Bermudagrass was the turf of choice, as it is frequently used on golf courses, sports fields, lawns and parks. The study was conducted over the course of two summers with twelve 10'x10' plots of GN-1 hybrid Bermudagrass randomly selected to be irrigated weekly at one of three optimization levels: 100 percent, 75 percent, or 50 percent.
The results were ranked on quality or color on a scale from 1 to 9, where 1 is brown/dead, 5 is the minimally acceptable quality, 6 is acceptable, and 9 is the highest quality.

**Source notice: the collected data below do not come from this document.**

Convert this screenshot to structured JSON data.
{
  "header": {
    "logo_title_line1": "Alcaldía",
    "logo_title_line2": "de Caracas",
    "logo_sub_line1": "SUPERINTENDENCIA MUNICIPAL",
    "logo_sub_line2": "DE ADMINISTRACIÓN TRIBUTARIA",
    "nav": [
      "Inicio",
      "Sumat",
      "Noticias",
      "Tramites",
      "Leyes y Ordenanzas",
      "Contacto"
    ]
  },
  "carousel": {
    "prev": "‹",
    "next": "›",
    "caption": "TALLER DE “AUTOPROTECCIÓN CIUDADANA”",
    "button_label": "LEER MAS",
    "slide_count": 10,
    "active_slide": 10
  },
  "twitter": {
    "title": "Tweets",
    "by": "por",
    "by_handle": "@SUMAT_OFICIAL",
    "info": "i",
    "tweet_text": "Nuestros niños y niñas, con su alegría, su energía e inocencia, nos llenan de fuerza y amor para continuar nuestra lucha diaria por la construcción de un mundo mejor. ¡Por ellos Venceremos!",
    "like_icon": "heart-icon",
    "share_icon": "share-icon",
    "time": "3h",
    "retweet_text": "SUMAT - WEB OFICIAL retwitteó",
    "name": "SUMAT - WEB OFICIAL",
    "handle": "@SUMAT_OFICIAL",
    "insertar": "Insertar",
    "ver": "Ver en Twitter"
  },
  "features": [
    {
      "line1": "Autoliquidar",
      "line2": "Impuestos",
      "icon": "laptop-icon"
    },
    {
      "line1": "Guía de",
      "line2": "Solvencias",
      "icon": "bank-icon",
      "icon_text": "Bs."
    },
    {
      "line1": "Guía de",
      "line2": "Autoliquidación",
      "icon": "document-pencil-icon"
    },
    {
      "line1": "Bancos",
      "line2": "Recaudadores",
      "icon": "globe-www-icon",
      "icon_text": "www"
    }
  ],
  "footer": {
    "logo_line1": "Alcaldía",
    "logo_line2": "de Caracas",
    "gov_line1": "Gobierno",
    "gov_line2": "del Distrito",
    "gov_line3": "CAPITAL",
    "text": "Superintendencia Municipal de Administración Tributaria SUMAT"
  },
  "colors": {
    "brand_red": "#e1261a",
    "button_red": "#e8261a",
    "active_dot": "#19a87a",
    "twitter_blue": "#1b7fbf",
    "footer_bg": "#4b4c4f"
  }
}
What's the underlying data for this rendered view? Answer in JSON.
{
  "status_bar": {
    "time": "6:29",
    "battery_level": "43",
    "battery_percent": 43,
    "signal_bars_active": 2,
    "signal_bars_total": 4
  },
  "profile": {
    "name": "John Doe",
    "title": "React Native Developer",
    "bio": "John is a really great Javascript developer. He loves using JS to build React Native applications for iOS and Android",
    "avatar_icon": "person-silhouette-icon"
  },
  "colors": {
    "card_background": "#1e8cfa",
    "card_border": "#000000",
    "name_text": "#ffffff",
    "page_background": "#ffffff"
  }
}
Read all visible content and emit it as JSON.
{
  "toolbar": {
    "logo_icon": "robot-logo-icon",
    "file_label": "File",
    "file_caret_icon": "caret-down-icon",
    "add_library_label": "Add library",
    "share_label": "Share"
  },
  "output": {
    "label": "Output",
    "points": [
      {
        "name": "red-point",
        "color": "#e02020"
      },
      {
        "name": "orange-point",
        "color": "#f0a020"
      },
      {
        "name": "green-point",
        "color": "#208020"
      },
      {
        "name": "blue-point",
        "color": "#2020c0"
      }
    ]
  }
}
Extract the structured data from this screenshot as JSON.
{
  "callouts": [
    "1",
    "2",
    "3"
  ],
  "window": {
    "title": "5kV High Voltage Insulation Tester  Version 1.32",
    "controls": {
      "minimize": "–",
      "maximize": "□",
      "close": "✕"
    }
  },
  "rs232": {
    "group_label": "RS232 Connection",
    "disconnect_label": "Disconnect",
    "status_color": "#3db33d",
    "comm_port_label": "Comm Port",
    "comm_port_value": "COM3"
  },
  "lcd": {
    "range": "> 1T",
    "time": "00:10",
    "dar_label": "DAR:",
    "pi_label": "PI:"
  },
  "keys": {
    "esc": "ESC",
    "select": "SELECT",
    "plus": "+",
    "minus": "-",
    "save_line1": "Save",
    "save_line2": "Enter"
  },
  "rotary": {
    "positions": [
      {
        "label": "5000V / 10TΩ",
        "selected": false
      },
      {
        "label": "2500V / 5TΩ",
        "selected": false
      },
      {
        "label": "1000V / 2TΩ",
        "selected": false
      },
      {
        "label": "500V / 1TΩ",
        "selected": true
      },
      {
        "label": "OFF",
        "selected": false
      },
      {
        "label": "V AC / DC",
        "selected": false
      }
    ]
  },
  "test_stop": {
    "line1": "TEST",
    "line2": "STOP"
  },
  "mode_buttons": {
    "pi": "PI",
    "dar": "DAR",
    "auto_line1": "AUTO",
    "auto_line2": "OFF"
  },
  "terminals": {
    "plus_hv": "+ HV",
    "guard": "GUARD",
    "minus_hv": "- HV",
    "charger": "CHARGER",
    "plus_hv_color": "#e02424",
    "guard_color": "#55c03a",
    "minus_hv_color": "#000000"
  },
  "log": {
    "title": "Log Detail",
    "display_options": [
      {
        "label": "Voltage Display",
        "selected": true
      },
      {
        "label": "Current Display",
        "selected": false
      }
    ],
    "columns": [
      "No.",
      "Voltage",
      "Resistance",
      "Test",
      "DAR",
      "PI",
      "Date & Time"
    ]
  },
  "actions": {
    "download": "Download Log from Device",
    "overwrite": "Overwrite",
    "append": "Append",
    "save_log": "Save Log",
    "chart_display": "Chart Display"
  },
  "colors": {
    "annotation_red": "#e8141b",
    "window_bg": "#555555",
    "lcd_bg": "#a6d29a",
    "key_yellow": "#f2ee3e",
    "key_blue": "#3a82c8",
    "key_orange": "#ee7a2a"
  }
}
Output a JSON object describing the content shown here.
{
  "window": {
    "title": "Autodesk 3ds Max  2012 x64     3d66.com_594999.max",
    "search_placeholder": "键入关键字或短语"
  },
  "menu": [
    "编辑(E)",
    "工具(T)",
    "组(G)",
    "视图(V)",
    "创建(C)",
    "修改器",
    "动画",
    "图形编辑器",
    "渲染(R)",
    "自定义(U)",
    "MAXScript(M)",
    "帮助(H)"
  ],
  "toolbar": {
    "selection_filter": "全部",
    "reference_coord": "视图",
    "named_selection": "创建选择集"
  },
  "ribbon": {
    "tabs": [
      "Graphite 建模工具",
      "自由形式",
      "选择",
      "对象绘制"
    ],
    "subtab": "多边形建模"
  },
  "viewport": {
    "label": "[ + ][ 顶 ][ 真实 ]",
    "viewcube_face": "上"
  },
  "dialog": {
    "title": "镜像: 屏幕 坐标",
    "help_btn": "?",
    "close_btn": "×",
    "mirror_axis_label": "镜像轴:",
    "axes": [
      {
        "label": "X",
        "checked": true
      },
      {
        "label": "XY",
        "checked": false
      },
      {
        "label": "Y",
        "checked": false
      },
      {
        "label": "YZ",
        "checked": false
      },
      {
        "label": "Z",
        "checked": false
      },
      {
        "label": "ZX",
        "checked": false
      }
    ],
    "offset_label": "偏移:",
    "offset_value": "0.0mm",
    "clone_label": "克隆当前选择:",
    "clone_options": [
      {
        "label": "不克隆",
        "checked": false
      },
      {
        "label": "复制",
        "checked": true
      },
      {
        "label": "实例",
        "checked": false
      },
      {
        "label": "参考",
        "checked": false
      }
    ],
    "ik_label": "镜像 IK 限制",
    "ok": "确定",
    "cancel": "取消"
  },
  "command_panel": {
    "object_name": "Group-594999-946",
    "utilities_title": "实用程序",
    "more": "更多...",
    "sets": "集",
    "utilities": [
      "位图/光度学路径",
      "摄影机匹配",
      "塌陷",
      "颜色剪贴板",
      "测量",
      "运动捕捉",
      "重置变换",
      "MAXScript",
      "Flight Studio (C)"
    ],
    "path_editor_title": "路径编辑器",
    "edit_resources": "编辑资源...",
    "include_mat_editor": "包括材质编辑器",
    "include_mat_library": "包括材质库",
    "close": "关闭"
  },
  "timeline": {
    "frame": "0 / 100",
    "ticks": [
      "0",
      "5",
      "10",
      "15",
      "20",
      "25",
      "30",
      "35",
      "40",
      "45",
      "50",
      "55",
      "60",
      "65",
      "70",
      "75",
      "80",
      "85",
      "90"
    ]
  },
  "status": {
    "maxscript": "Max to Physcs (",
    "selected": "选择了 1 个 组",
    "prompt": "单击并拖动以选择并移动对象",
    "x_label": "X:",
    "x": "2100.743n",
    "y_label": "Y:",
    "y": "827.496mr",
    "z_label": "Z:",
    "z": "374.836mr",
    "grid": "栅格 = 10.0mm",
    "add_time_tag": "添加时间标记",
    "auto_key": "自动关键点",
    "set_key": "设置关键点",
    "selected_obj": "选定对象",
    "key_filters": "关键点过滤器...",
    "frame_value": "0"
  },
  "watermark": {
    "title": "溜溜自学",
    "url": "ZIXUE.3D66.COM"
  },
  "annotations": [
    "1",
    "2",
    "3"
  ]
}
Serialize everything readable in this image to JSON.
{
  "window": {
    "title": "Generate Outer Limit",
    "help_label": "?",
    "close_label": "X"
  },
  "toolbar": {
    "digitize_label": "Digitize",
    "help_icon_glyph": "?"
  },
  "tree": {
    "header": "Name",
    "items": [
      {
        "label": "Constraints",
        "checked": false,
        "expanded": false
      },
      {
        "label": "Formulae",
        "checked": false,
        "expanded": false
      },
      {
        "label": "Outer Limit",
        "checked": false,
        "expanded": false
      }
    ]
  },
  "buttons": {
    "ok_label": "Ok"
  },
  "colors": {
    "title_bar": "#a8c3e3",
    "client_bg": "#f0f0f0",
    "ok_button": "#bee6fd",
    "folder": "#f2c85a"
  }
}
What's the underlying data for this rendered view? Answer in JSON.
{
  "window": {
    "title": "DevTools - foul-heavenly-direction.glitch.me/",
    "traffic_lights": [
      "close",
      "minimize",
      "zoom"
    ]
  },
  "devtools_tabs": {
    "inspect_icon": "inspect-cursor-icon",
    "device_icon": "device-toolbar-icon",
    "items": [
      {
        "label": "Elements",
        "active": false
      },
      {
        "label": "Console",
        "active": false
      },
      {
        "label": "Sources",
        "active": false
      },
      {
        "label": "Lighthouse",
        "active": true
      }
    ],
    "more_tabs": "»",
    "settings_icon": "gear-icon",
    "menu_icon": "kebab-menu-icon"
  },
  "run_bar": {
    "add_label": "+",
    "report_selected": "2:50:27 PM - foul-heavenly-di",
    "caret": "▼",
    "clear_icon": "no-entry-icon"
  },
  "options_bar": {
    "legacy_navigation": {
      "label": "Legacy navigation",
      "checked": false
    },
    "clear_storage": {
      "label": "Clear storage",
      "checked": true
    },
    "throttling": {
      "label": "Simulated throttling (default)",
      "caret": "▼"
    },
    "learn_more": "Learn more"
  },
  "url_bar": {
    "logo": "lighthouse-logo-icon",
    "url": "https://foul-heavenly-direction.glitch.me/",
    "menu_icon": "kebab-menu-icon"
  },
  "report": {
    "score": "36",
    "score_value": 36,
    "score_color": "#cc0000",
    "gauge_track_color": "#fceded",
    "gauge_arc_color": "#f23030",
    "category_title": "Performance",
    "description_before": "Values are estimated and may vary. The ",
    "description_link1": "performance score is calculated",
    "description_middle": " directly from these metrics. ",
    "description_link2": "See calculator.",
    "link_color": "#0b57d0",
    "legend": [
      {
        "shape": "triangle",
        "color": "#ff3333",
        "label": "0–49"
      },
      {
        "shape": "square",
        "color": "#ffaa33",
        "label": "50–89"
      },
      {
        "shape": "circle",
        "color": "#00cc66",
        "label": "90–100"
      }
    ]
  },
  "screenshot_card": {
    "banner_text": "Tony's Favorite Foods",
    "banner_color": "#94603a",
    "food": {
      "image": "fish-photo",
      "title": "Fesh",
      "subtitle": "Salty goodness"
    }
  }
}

During both years of the study, the overall average visual turfgrass quality and color for the 100 and 75 percent optimal treatments were ranked at 6.0 or greater. The 50 percent optimal treatment was not lower than 5.7, though the results from the second study would have been rated lower if it had not been terminated early due to unseasonal rainfall.
These results indicate that 75 to 50 percent optimal irrigation can be used during the warm season to maintain minimum acceptable Bermudagrass quality and color, a decrease from what is typically used across Southern California. Robert Green, one of the researchers on the study, emphasized that "You've got to go with Bermudagrass, not cool season grass like tall fescue" when using deficit irrigation. "Cool season grasses will just turn brown," he said.
The research was conducted by R. Green, E.R. McDonough, A. Moss, K. Parkins, R. Kumar, E. Vis, and V. Mellano of the Plant Science department at Cal Poly Pomona. It was supported by a California State University Agricultural Research Institute grant.